Annoncé comme son dernier recueil de nouvelles, Rien que la vie d’Alice Munro pourrait bien être celui par lequel les lecteurs commenceront l’exploration de son œuvre, qui a reçu l’an dernier la récompense suprême : le Nobel de littérature.

C’est que, étonnamment dans notre époque pressée et agitée, les nouvellistes n’ont toujours pas la cote et le règne du roman tient toujours – ce qui explique pourquoi elle n’est pas aussi connue qu’elle devrait l’être, d’autant plus que la dame, qui a maintenant 83 ans, ne fréquente pas le milieu littéraire et n’accorde pratiquement pas d’entrevues. Il est important de le souligner, Alice Munro est non seulement la première Canadienne à avoir reçu le Nobel, elle est aussi la première de l’histoire du prix dont l’œuvre est entièrement consacrée à la nouvelle, une forme qu’elle maîtrise de façon prodigieuse.
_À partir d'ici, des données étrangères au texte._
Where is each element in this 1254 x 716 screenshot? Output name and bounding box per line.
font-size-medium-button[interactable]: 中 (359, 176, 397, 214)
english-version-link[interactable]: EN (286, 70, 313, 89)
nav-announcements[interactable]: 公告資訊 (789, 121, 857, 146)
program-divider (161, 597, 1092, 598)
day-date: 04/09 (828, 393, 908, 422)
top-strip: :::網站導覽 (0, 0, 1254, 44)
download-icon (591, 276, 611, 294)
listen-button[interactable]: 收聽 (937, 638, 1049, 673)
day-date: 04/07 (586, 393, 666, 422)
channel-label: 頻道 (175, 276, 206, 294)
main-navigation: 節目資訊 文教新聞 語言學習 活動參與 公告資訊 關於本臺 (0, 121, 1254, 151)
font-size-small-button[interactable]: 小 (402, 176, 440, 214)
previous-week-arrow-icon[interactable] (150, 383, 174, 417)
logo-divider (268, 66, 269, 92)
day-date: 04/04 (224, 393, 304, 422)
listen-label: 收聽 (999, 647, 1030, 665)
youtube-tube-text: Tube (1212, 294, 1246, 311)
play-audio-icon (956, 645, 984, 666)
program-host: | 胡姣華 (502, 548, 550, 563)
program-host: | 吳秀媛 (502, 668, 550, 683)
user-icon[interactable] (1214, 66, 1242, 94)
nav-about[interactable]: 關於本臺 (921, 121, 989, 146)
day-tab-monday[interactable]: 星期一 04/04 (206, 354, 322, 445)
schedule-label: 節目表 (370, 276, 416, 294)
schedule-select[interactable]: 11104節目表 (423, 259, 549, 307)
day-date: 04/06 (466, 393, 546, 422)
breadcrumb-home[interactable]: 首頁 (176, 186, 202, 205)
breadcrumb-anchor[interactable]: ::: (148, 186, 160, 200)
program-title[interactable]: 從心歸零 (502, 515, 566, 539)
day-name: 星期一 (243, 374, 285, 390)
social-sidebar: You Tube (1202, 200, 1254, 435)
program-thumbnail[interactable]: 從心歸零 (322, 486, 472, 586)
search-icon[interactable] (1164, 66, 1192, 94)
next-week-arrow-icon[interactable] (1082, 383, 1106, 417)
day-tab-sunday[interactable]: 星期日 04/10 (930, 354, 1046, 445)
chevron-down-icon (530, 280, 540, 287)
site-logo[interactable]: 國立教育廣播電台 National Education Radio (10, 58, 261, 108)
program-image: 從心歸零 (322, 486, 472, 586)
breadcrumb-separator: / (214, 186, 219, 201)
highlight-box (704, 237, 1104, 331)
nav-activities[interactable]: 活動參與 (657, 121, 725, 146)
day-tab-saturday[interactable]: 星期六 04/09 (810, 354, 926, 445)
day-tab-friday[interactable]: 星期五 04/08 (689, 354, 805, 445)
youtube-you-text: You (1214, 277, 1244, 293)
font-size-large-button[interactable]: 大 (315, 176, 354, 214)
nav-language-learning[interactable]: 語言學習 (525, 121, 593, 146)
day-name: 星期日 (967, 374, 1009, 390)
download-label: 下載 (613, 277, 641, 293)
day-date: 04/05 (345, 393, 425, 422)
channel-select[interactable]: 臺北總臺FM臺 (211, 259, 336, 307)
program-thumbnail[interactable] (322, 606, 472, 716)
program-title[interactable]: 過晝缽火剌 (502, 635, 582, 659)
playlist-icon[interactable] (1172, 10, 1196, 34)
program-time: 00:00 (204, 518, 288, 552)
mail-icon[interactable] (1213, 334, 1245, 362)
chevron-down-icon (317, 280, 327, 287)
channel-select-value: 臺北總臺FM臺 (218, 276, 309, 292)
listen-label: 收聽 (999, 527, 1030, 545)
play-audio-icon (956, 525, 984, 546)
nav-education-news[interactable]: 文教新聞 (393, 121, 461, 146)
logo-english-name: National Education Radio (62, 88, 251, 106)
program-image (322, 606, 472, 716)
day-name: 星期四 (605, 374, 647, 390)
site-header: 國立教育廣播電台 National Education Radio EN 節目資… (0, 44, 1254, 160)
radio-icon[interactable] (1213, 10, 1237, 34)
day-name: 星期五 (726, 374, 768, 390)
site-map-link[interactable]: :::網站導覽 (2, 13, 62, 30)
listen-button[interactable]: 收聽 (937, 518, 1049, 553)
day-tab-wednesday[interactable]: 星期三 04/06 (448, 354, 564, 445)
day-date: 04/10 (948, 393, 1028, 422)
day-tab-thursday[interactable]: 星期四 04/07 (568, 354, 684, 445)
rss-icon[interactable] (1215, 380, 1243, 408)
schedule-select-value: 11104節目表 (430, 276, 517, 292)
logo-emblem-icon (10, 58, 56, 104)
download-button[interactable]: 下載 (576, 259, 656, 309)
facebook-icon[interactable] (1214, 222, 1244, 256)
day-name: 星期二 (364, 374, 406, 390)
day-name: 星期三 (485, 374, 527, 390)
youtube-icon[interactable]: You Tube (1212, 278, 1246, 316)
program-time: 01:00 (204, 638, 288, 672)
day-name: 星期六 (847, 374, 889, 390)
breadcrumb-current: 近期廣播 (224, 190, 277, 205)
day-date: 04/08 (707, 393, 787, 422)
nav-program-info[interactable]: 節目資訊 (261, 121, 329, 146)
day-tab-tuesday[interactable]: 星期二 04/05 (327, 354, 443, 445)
On la compare souvent à Tchekhov, mais c’est aussi à Flannery O’Connor, la grande nouvelliste américaine, qu’on pense en lisant Rien que la vie. Moins violente et grotesque dans ses écrits que O’Connor – il y a un fossé certain entre le sud des États-Unis et l’Ontario –, Munro partage avec cette consœur ce regard acéré, ironique et parfois cruel sur les choses. L’écrivaine raconte dans L’œil le choc que fut pour elle l’école « où je ne sais comment j’appris à m’en tirer grâce à un bizarre mélange de terreur et de cabotinage ». Voilà une intéressante description de l’esprit de la dame, dont le père devait corriger l’insolence à coups de ceinture, ce dont elle ne se formalise pas.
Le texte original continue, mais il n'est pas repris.